Periya Mariamman Temple (Tamil:பெரிய மாரியம்மன் திருக்கோயில்) is located near Panneer Selvam Park, opposite to Erode Corporation Building in the city of Erode, Tamil Nadu, India. It is dedicated to Mariamman, the Hindu Goddess. Kongu Cholas built the temple 1200 years ago.

==Group Temples==
Along with this Periya Mariamman Temple, the Devasthanam includes two other temples in the city.
- Chinna Mariamman Temple in Periyar Street
- Vaikkal Mariamman Temple at Karaivakkal
Also, there are lot many other Mariamman temples inside the city including Karungalpalayam Mariamman, Nadu Mariamman, Narayana Valasu Mariamman, Kumulankuttai Mariamman, Ellai Mariamman.
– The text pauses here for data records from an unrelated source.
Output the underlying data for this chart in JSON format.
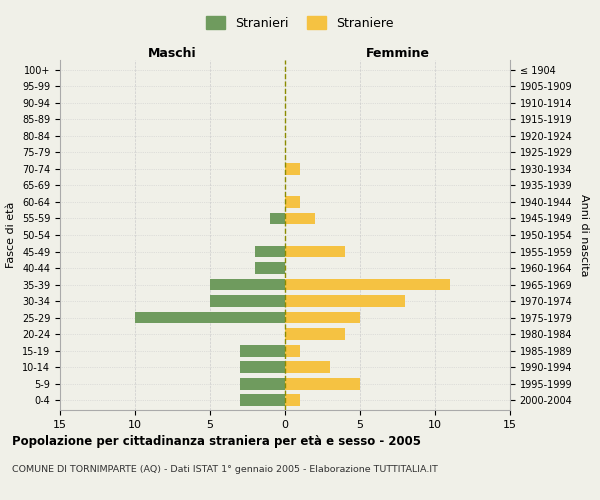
{
  "age_groups": [
    "100+",
    "95-99",
    "90-94",
    "85-89",
    "80-84",
    "75-79",
    "70-74",
    "65-69",
    "60-64",
    "55-59",
    "50-54",
    "45-49",
    "40-44",
    "35-39",
    "30-34",
    "25-29",
    "20-24",
    "15-19",
    "10-14",
    "5-9",
    "0-4"
  ],
  "birth_years": [
    "≤ 1904",
    "1905-1909",
    "1910-1914",
    "1915-1919",
    "1920-1924",
    "1925-1929",
    "1930-1934",
    "1935-1939",
    "1940-1944",
    "1945-1949",
    "1950-1954",
    "1955-1959",
    "1960-1964",
    "1965-1969",
    "1970-1974",
    "1975-1979",
    "1980-1984",
    "1985-1989",
    "1990-1994",
    "1995-1999",
    "2000-2004"
  ],
  "maschi": [
    0,
    0,
    0,
    0,
    0,
    0,
    0,
    0,
    0,
    1,
    0,
    2,
    2,
    5,
    5,
    10,
    0,
    3,
    3,
    3,
    3
  ],
  "femmine": [
    0,
    0,
    0,
    0,
    0,
    0,
    1,
    0,
    1,
    2,
    0,
    4,
    0,
    11,
    8,
    5,
    4,
    1,
    3,
    5,
    1
  ],
  "color_maschi": "#6f9b5e",
  "color_femmine": "#f5c242",
  "background_color": "#f0f0e8",
  "title": "Popolazione per cittadinanza straniera per età e sesso - 2005",
  "subtitle": "COMUNE DI TORNIMPARTE (AQ) - Dati ISTAT 1° gennaio 2005 - Elaborazione TUTTITALIA.IT",
  "xlabel_left": "Maschi",
  "xlabel_right": "Femmine",
  "ylabel_left": "Fasce di età",
  "ylabel_right": "Anni di nascita",
  "legend_maschi": "Stranieri",
  "legend_femmine": "Straniere",
  "xlim": 15
}
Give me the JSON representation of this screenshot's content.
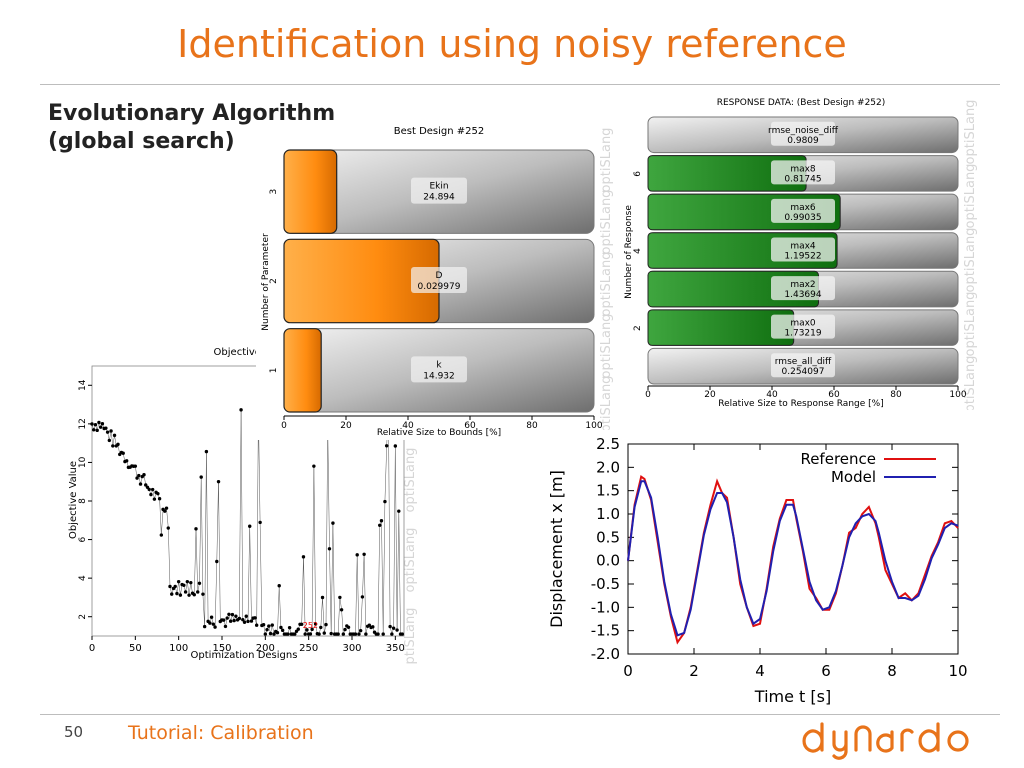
{
  "slide": {
    "title": "Identification using noisy reference",
    "subtitle_line1": "Evolutionary Algorithm",
    "subtitle_line2": "(global search)",
    "page_number": "50",
    "footer": "Tutorial: Calibration",
    "logo_text": "dynardo",
    "watermark": "optiSLang",
    "accent_color": "#e8731a"
  },
  "chart_data": [
    {
      "id": "objective-history",
      "type": "scatter",
      "title": "Objective Hi",
      "xlabel": "Optimization Designs",
      "ylabel": "Objective Value",
      "xlim": [
        0,
        360
      ],
      "ylim": [
        1,
        15
      ],
      "x_ticks": [
        "0",
        "50",
        "100",
        "150",
        "200",
        "250",
        "300",
        "350"
      ],
      "y_ticks": [
        "2",
        "4",
        "6",
        "8",
        "10",
        "12",
        "14"
      ],
      "best_label": "252",
      "best_point": [
        252,
        1.25
      ]
    },
    {
      "id": "best-design-params",
      "type": "bar",
      "title": "Best Design #252",
      "xlabel": "Relative Size to Bounds [%]",
      "ylabel": "Number of Parameter",
      "xlim": [
        0,
        100
      ],
      "x_ticks": [
        "0",
        "20",
        "40",
        "60",
        "80",
        "100"
      ],
      "categories": [
        "3",
        "2",
        "1"
      ],
      "bars": [
        {
          "category": "3",
          "name": "Ekin",
          "value_text": "24.894",
          "percent": 17
        },
        {
          "category": "2",
          "name": "D",
          "value_text": "0.029979",
          "percent": 50
        },
        {
          "category": "1",
          "name": "k",
          "value_text": "14.932",
          "percent": 12
        }
      ]
    },
    {
      "id": "response-data",
      "type": "bar",
      "title": "RESPONSE DATA: (Best Design #252)",
      "xlabel": "Relative Size to Response Range [%]",
      "ylabel": "Number of Response",
      "xlim": [
        0,
        100
      ],
      "x_ticks": [
        "0",
        "20",
        "40",
        "60",
        "80",
        "100"
      ],
      "y_ticks": [
        "2",
        "4",
        "6"
      ],
      "bars": [
        {
          "name": "rmse_noise_diff",
          "value_text": "0.9809",
          "percent": 0,
          "color": "gray"
        },
        {
          "name": "max8",
          "value_text": "0.81745",
          "percent": 51,
          "color": "green"
        },
        {
          "name": "max6",
          "value_text": "0.99035",
          "percent": 62,
          "color": "green"
        },
        {
          "name": "max4",
          "value_text": "1.19522",
          "percent": 61,
          "color": "green"
        },
        {
          "name": "max2",
          "value_text": "1.43694",
          "percent": 55,
          "color": "green"
        },
        {
          "name": "max0",
          "value_text": "1.73219",
          "percent": 47,
          "color": "green"
        },
        {
          "name": "rmse_all_diff",
          "value_text": "0.254097",
          "percent": 0,
          "color": "gray"
        }
      ]
    },
    {
      "id": "displacement-time",
      "type": "line",
      "xlabel": "Time t [s]",
      "ylabel": "Displacement x [m]",
      "xlim": [
        0,
        10
      ],
      "ylim": [
        -2.0,
        2.5
      ],
      "x_ticks": [
        "0",
        "2",
        "4",
        "6",
        "8",
        "10"
      ],
      "y_ticks": [
        "2.5",
        "2.0",
        "1.5",
        "1.0",
        "0.5",
        "0.0",
        "-0.5",
        "-1.0",
        "-1.5",
        "-2.0"
      ],
      "series": [
        {
          "name": "Reference",
          "color": "#e01010",
          "x": [
            0,
            0.2,
            0.4,
            0.5,
            0.7,
            0.9,
            1.1,
            1.3,
            1.5,
            1.7,
            1.9,
            2.1,
            2.3,
            2.5,
            2.7,
            2.85,
            3.0,
            3.2,
            3.4,
            3.6,
            3.8,
            4.0,
            4.2,
            4.4,
            4.6,
            4.8,
            5.0,
            5.1,
            5.3,
            5.5,
            5.7,
            5.9,
            6.1,
            6.3,
            6.5,
            6.7,
            6.9,
            7.1,
            7.3,
            7.5,
            7.6,
            7.8,
            8.0,
            8.2,
            8.4,
            8.6,
            8.8,
            9.0,
            9.2,
            9.4,
            9.6,
            9.8,
            10.0
          ],
          "y": [
            0.0,
            1.2,
            1.8,
            1.75,
            1.3,
            0.4,
            -0.5,
            -1.2,
            -1.75,
            -1.55,
            -1.0,
            -0.2,
            0.6,
            1.2,
            1.7,
            1.45,
            1.35,
            0.5,
            -0.5,
            -1.0,
            -1.4,
            -1.35,
            -0.6,
            0.3,
            0.9,
            1.3,
            1.3,
            0.9,
            0.2,
            -0.6,
            -0.8,
            -1.05,
            -1.05,
            -0.7,
            -0.1,
            0.6,
            0.7,
            1.0,
            1.15,
            0.8,
            0.5,
            -0.2,
            -0.5,
            -0.8,
            -0.7,
            -0.85,
            -0.7,
            -0.3,
            0.1,
            0.4,
            0.8,
            0.85,
            0.7
          ]
        },
        {
          "name": "Model",
          "color": "#2020b0",
          "x": [
            0,
            0.2,
            0.4,
            0.5,
            0.7,
            0.9,
            1.1,
            1.3,
            1.5,
            1.7,
            1.9,
            2.1,
            2.3,
            2.5,
            2.7,
            2.85,
            3.0,
            3.2,
            3.4,
            3.6,
            3.8,
            4.0,
            4.2,
            4.4,
            4.6,
            4.8,
            5.0,
            5.1,
            5.3,
            5.5,
            5.7,
            5.9,
            6.1,
            6.3,
            6.5,
            6.7,
            6.9,
            7.1,
            7.3,
            7.5,
            7.6,
            7.8,
            8.0,
            8.2,
            8.4,
            8.6,
            8.8,
            9.0,
            9.2,
            9.4,
            9.6,
            9.8,
            10.0
          ],
          "y": [
            0.0,
            1.15,
            1.7,
            1.7,
            1.35,
            0.5,
            -0.45,
            -1.15,
            -1.6,
            -1.55,
            -1.05,
            -0.25,
            0.55,
            1.1,
            1.45,
            1.45,
            1.25,
            0.5,
            -0.4,
            -1.0,
            -1.35,
            -1.25,
            -0.65,
            0.2,
            0.85,
            1.2,
            1.2,
            0.95,
            0.25,
            -0.45,
            -0.85,
            -1.05,
            -1.0,
            -0.65,
            -0.1,
            0.5,
            0.8,
            0.95,
            1.0,
            0.85,
            0.6,
            0.0,
            -0.45,
            -0.8,
            -0.8,
            -0.85,
            -0.75,
            -0.4,
            0.05,
            0.35,
            0.7,
            0.8,
            0.75
          ]
        }
      ]
    }
  ]
}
But, Periya Mariamman in worshipped as the Head of all Mariammans in the City.

==Festivals==
Every year, during the Tamil month of Panguni (March- April), a grand festival is celebrated in the City. The festival will start in the first Tuesday of Panguni simultaneously at Periya Mariamman, Chinna Mariamman and Vaikkal Mariamman Temples. The other activities in the celebration includes
- Kambam Naduthal
- Maa vilakku
- Karagam Eduthal
- Pongal
- Therottam (Temple Car procession)
- Manjal Neerattu
The celebrations happen for 20 days between Kambam Naduthal and Manjal Neerattu.